Sophie Hage, sedimentologist, is working on the carbon cycle off the Congo River
Dr Sophie Hage, sedimentologist, is working on the transport and burial of organic carbon in the deep-sea canyon connected to to the Congo River with the TYC-TOC project. She has been working on her project since January 2022 within the ASTRE team of the Geo-Ocean Lab at the University of Western Brittany. She is collaborating with Nathalie Babonneau, Bernard Dennielou, Guillaume Soulet and Ricardo Silva Jacinto.
[BIENVENÜE]: Hello Sophie, how did you become interested in this area?
[Dr Sophie Hage]: I have always been interested by the natural environment, and more particularly by the link between continents and oceans. During my master’s studies in geomorphology, I worked on sediments at the bottom of a lake in Turkey. These sediments had recorded evidence for past earthquakes and we could reconstruct the region’s paleoseismological history for up to 4000 years. My PhD thesis then focused on sediment transport in submarine canyons in Western Canadian fjords. These fjords are incised by submarine canyons shaped by underwater currents of fast moving sediments, called turbidity currents, that can be triggered by multiple mechanisms such as river floods, high tidal ranges or collapse of deltaic slopes. Such canyons are also found in the deep-sea in various settings including offshore from the Congo River.
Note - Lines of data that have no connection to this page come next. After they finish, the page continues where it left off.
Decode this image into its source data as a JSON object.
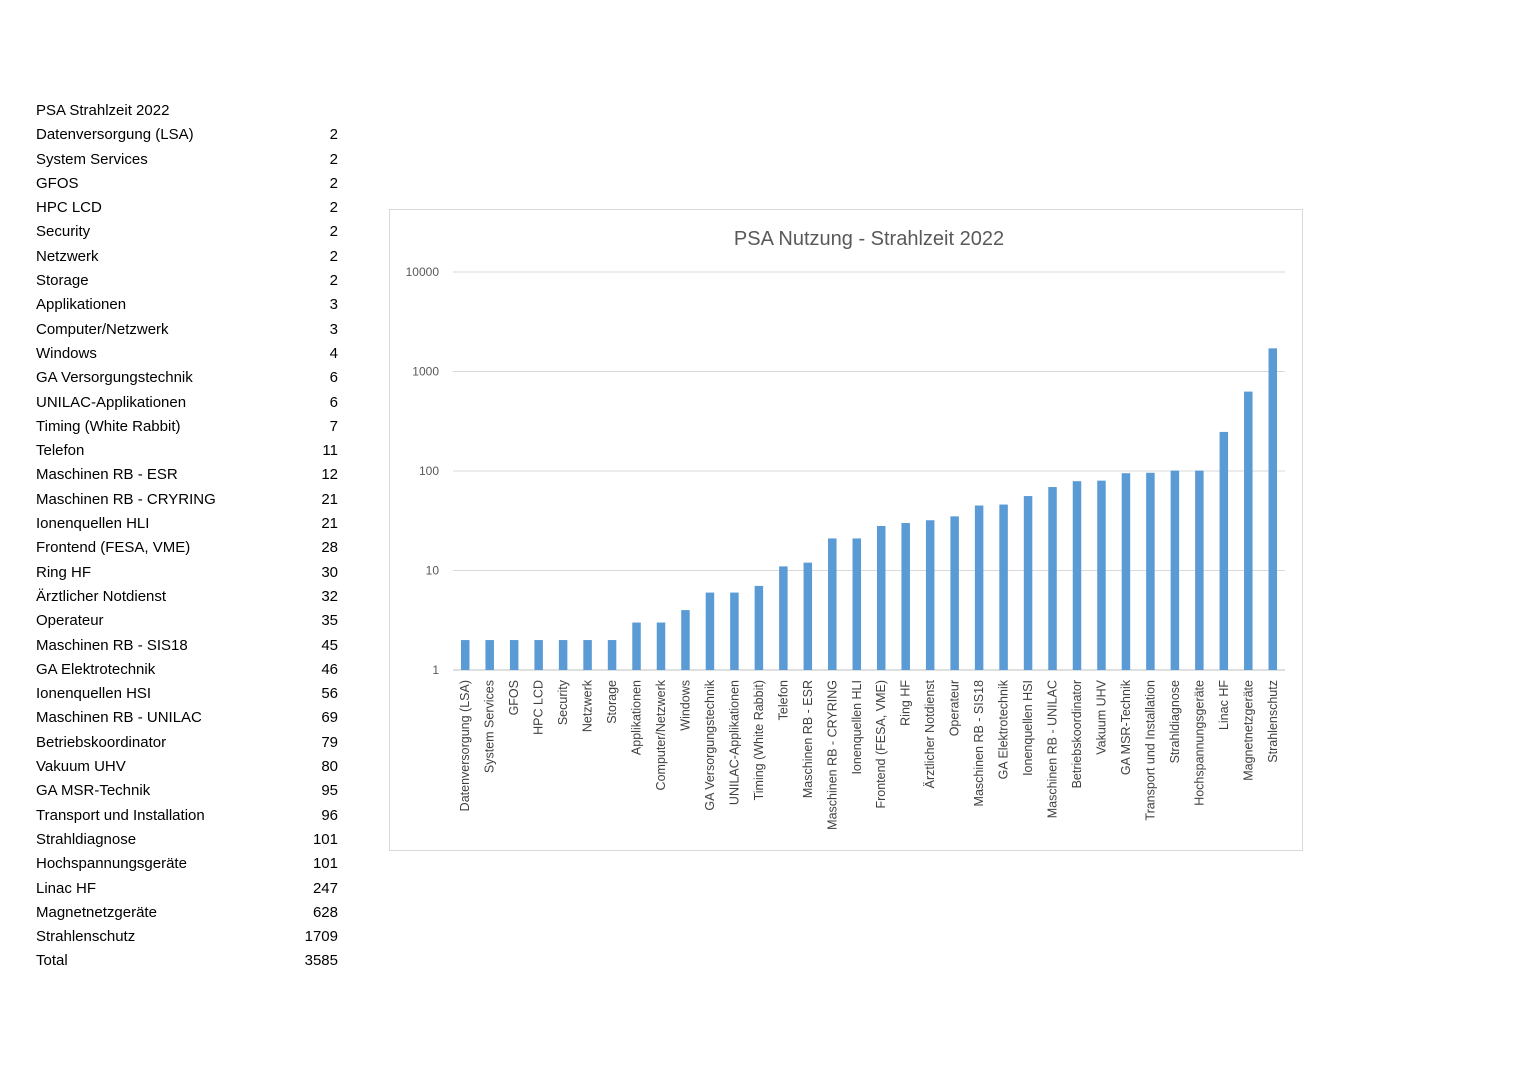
{
  "table": {
    "header": "PSA Strahlzeit 2022",
    "rows": [
      {
        "label": "Datenversorgung (LSA)",
        "value": "2"
      },
      {
        "label": "System Services",
        "value": "2"
      },
      {
        "label": "GFOS",
        "value": "2"
      },
      {
        "label": "HPC LCD",
        "value": "2"
      },
      {
        "label": "Security",
        "value": "2"
      },
      {
        "label": "Netzwerk",
        "value": "2"
      },
      {
        "label": "Storage",
        "value": "2"
      },
      {
        "label": "Applikationen",
        "value": "3"
      },
      {
        "label": "Computer/Netzwerk",
        "value": "3"
      },
      {
        "label": "Windows",
        "value": "4"
      },
      {
        "label": "GA Versorgungstechnik",
        "value": "6"
      },
      {
        "label": "UNILAC-Applikationen",
        "value": "6"
      },
      {
        "label": "Timing (White Rabbit)",
        "value": "7"
      },
      {
        "label": "Telefon",
        "value": "11"
      },
      {
        "label": "Maschinen RB - ESR",
        "value": "12"
      },
      {
        "label": "Maschinen RB - CRYRING",
        "value": "21"
      },
      {
        "label": "Ionenquellen HLI",
        "value": "21"
      },
      {
        "label": "Frontend (FESA, VME)",
        "value": "28"
      },
      {
        "label": "Ring HF",
        "value": "30"
      },
      {
        "label": "Ärztlicher Notdienst",
        "value": "32"
      },
      {
        "label": "Operateur",
        "value": "35"
      },
      {
        "label": "Maschinen RB - SIS18",
        "value": "45"
      },
      {
        "label": "GA Elektrotechnik",
        "value": "46"
      },
      {
        "label": "Ionenquellen HSI",
        "value": "56"
      },
      {
        "label": "Maschinen RB - UNILAC",
        "value": "69"
      },
      {
        "label": "Betriebskoordinator",
        "value": "79"
      },
      {
        "label": "Vakuum UHV",
        "value": "80"
      },
      {
        "label": "GA MSR-Technik",
        "value": "95"
      },
      {
        "label": "Transport und Installation",
        "value": "96"
      },
      {
        "label": "Strahldiagnose",
        "value": "101"
      },
      {
        "label": "Hochspannungsgeräte",
        "value": "101"
      },
      {
        "label": "Linac HF",
        "value": "247"
      },
      {
        "label": "Magnetnetzgeräte",
        "value": "628"
      },
      {
        "label": "Strahlenschutz",
        "value": "1709"
      },
      {
        "label": "Total",
        "value": "3585"
      }
    ]
  },
  "chart_data": {
    "type": "bar",
    "title": "PSA Nutzung - Strahlzeit 2022",
    "xlabel": "",
    "ylabel": "",
    "y_scale": "log",
    "ylim": [
      1,
      10000
    ],
    "yticks": [
      "1",
      "10",
      "100",
      "1000",
      "10000"
    ],
    "grid": true,
    "bar_color": "#5b9bd5",
    "categories": [
      "Datenversorgung (LSA)",
      "System Services",
      "GFOS",
      "HPC LCD",
      "Security",
      "Netzwerk",
      "Storage",
      "Applikationen",
      "Computer/Netzwerk",
      "Windows",
      "GA Versorgungstechnik",
      "UNILAC-Applikationen",
      "Timing (White Rabbit)",
      "Telefon",
      "Maschinen RB - ESR",
      "Maschinen RB - CRYRING",
      "Ionenquellen HLI",
      "Frontend (FESA, VME)",
      "Ring HF",
      "Ärztlicher Notdienst",
      "Operateur",
      "Maschinen RB - SIS18",
      "GA Elektrotechnik",
      "Ionenquellen HSI",
      "Maschinen RB - UNILAC",
      "Betriebskoordinator",
      "Vakuum UHV",
      "GA MSR-Technik",
      "Transport und Installation",
      "Strahldiagnose",
      "Hochspannungsgeräte",
      "Linac HF",
      "Magnetnetzgeräte",
      "Strahlenschutz"
    ],
    "values": [
      2,
      2,
      2,
      2,
      2,
      2,
      2,
      3,
      3,
      4,
      6,
      6,
      7,
      11,
      12,
      21,
      21,
      28,
      30,
      32,
      35,
      45,
      46,
      56,
      69,
      79,
      80,
      95,
      96,
      101,
      101,
      247,
      628,
      1709
    ]
  }
}
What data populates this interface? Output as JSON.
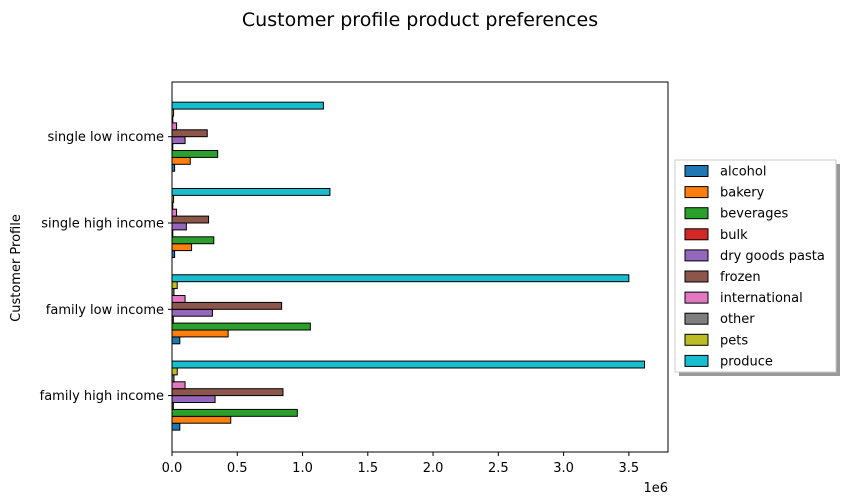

What is the TYC-TOC project?
The TYC TOC project stands for turbidity current transport of organic carbon. It aims to understand the transport of organic carbon from the Congo River to the Atlantic Ocean through the Congo submarine canyon. Particles of organic carbon can be formed by plant photosynthesis, which captures CO2 from the air. Transport and burial of this particulate organic carbon from the continents to the oceans can thus lead to a drawdown of CO2 levels over thousands to millions of years. The Congo River is the second largest river in the world by discharge (after the Amazon) and exports 7% of the total organic carbon flux from the World’s rivers to the ocean.
The TYC TOC project started to take shape in Fall 2019 during a research cruise on the Royal Research Ship James Cook. During this cruise, we mapped the Congo submarine canyon off the Congo river (through bathymetric surveys), we deployed instruments to detect sediment transport in the canyon and we collected sediment samples at more than 2 km of water depth. During my project, I will work on these data and quantify the flux of organic carbon transported from the Congo River to its submarine canyon.
Why it is important to better understand this phenomenon?
The main pathway for sediments to traverse submarine canyons is through turbidity currents that can be as fast as 2m/sc and can last for several days in the Congo canyon. A single turbidity current can move a sediment volume that is similar to the annual sediment flux from all of the world’s rivers. Having a better understanding of how turbidity currents move carbon from a major river to the deep-sea can allow us to better constrain the carbon cycle and associated CO2 sequestration. In the current climate crisis, it is important to assess not only how much CO2 is produced by human actvities, but also what natural mechanisms (such as transport of organic carbon in rivers and submarine canyons) can help us to drawdown CO2 over long timescales.
Why did you chose this laboratory?
The Geo-Ocean lab includes UBO and IFREMER researchers that have a great experience in the exploration of submarine canyons including the Congo canyon. The laboratory thus has numerous data sets and skills that are essential to implement the TYC TOC project. Further, I also have access to lab facilities that allow me to prepare my samples and conduct geochemical analysis on the carbon.
Do you have a recommendation for the reader curious to learn more?
I encourage the curious readers to listen to this BBC interview of Peter Talling (Durham University) about the Congo submarine canyon and the James Cook researh cruise 187 carried out in 2019.
Thank you Sophie!